The best approach, according to Howe?
“Let’s get the energy markets established first and then we will see where stakeholders are comfortable going.”
Howe said industry participants have several choices to examine now and will be analyzing the costs and benefits of each one, “and whether it has sufficient bells and whistles — is it the right market to be in?”
One concern is “the absence of a real exit strategy” if a market participant joins an RTO, he said.
“If you find it’s not working out for you, getting out is extraordinarily expensive,” Howe said. While CAISO is seeking to extend the day-ahead market across the EIM, an RTO “is not what we are proposing at this point.” The trade-off is that participants don’t get the full benefits of an RTO either, he said.

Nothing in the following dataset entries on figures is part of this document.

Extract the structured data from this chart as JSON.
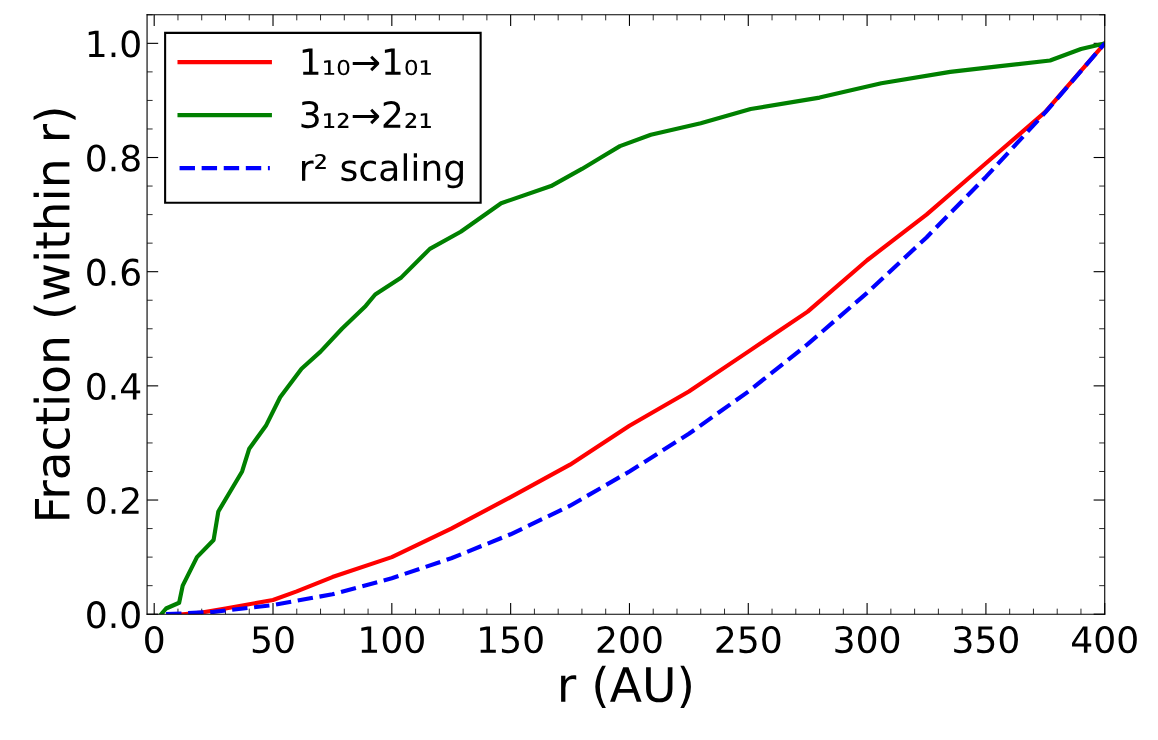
{
  "chart_data": {
    "type": "line",
    "xlabel": "r (AU)",
    "ylabel": "Fraction (within r)",
    "xlim": [
      -3,
      400
    ],
    "ylim": [
      0,
      1.05
    ],
    "xticks": [
      0,
      50,
      100,
      150,
      200,
      250,
      300,
      350,
      400
    ],
    "yticks": [
      {
        "value": 0,
        "label": "0.0"
      },
      {
        "value": 0.2,
        "label": "0.2"
      },
      {
        "value": 0.4,
        "label": "0.4"
      },
      {
        "value": 0.6,
        "label": "0.6"
      },
      {
        "value": 0.8,
        "label": "0.8"
      },
      {
        "value": 1.0,
        "label": "1.0"
      }
    ],
    "legend": "top left",
    "grid": false,
    "series": [
      {
        "name": "1₁₀→1₀₁",
        "color": "#ff0000",
        "line_style": "solid",
        "x": [
          12,
          20,
          30,
          50,
          60,
          75,
          100,
          125,
          150,
          175,
          200,
          225,
          250,
          275,
          300,
          325,
          350,
          375,
          400
        ],
        "values": [
          0,
          0.003,
          0.01,
          0.025,
          0.04,
          0.065,
          0.1,
          0.15,
          0.205,
          0.262,
          0.33,
          0.39,
          0.46,
          0.53,
          0.62,
          0.7,
          0.79,
          0.88,
          1.0
        ]
      },
      {
        "name": "3₁₂→2₂₁",
        "color": "#008000",
        "line_style": "solid",
        "x": [
          3,
          5,
          10.5,
          12,
          18,
          25,
          27,
          37,
          40,
          47,
          53,
          62,
          70,
          79,
          89,
          93,
          104,
          116,
          129,
          146,
          167,
          180,
          188,
          196,
          209,
          230,
          251,
          280,
          306,
          335,
          356,
          377,
          390,
          400
        ],
        "values": [
          0,
          0.01,
          0.02,
          0.05,
          0.1,
          0.13,
          0.18,
          0.25,
          0.29,
          0.33,
          0.38,
          0.43,
          0.46,
          0.5,
          0.54,
          0.56,
          0.59,
          0.64,
          0.67,
          0.72,
          0.75,
          0.78,
          0.8,
          0.82,
          0.84,
          0.86,
          0.885,
          0.905,
          0.93,
          0.95,
          0.96,
          0.97,
          0.99,
          1.0
        ]
      },
      {
        "name": "r² scaling",
        "color": "#0000ff",
        "line_style": "dashed",
        "x": [
          5,
          25,
          50,
          75,
          100,
          125,
          150,
          175,
          200,
          225,
          250,
          275,
          300,
          325,
          350,
          375,
          400
        ],
        "values": [
          0,
          0.004,
          0.016,
          0.035,
          0.063,
          0.098,
          0.14,
          0.19,
          0.25,
          0.316,
          0.39,
          0.473,
          0.563,
          0.66,
          0.766,
          0.879,
          1.0
        ]
      }
    ]
  }
}
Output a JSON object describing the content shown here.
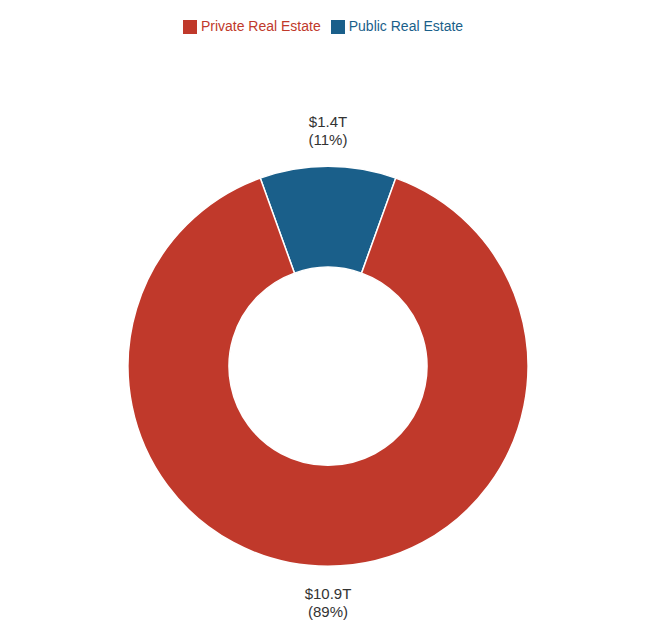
{
  "chart_data": {
    "type": "pie",
    "categories": [
      "Public Real Estate",
      "Private Real Estate"
    ],
    "values": [
      11,
      89
    ],
    "colors": [
      "#1a5f8a",
      "#c0392b"
    ],
    "legend": "top",
    "annotations": [
      {
        "text": "$1.4T\n(11%)"
      },
      {
        "text": "$10.9T\n(89%)"
      }
    ]
  }
}
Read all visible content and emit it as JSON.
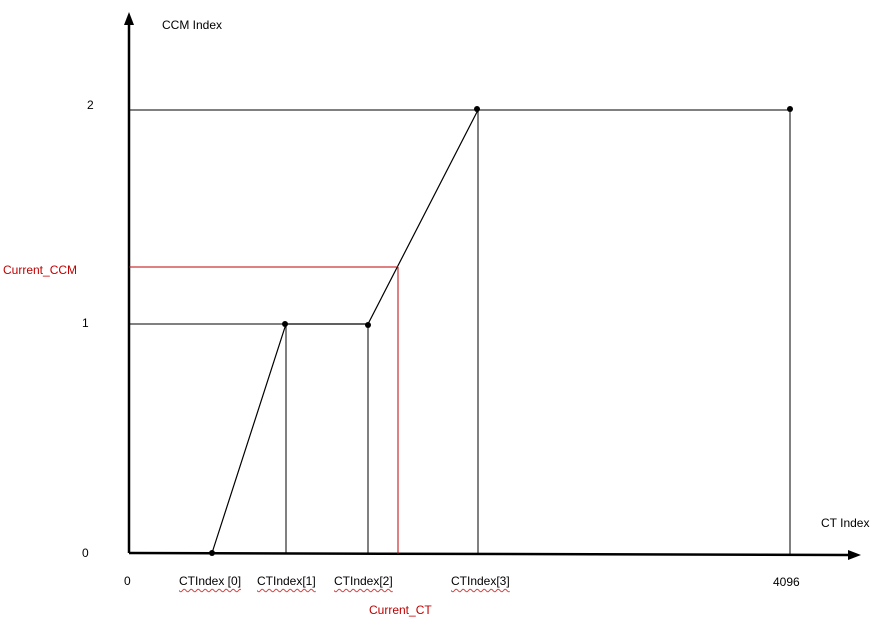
{
  "diagram": {
    "y_axis_label": "CCM Index",
    "x_axis_label": "CT Index",
    "y_ticks": {
      "zero": "0",
      "one": "1",
      "two": "2"
    },
    "x_ticks": {
      "zero": "0",
      "ct0": "CTIndex [0]",
      "ct1": "CTIndex[1]",
      "ct2": "CTIndex[2]",
      "ct3": "CTIndex[3]",
      "max": "4096"
    },
    "current_ccm_label": "Current_CCM",
    "current_ct_label": "Current_CT",
    "colors": {
      "line": "#000000",
      "highlight": "#c00000"
    }
  }
}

When asked about whether there is unease about a balkanized and noncontiguous market taking shape, Howe said, “I don’t think there is a lot of concern about that.” The Eastern U.S. is balkanized to some degree and “it’s a spider web of transmission,” he said. In the West, transmission lines run north and south and east and west from the coast inland.
“They have worked that out in the East, but there is some concern that the West is not the same as the East, and that is going to be part of the working-out process,” Howe said. “There might be a little more concern about the reliability coordinator becoming balkanized, because they are the ones that have a high-level view of the entire grid.”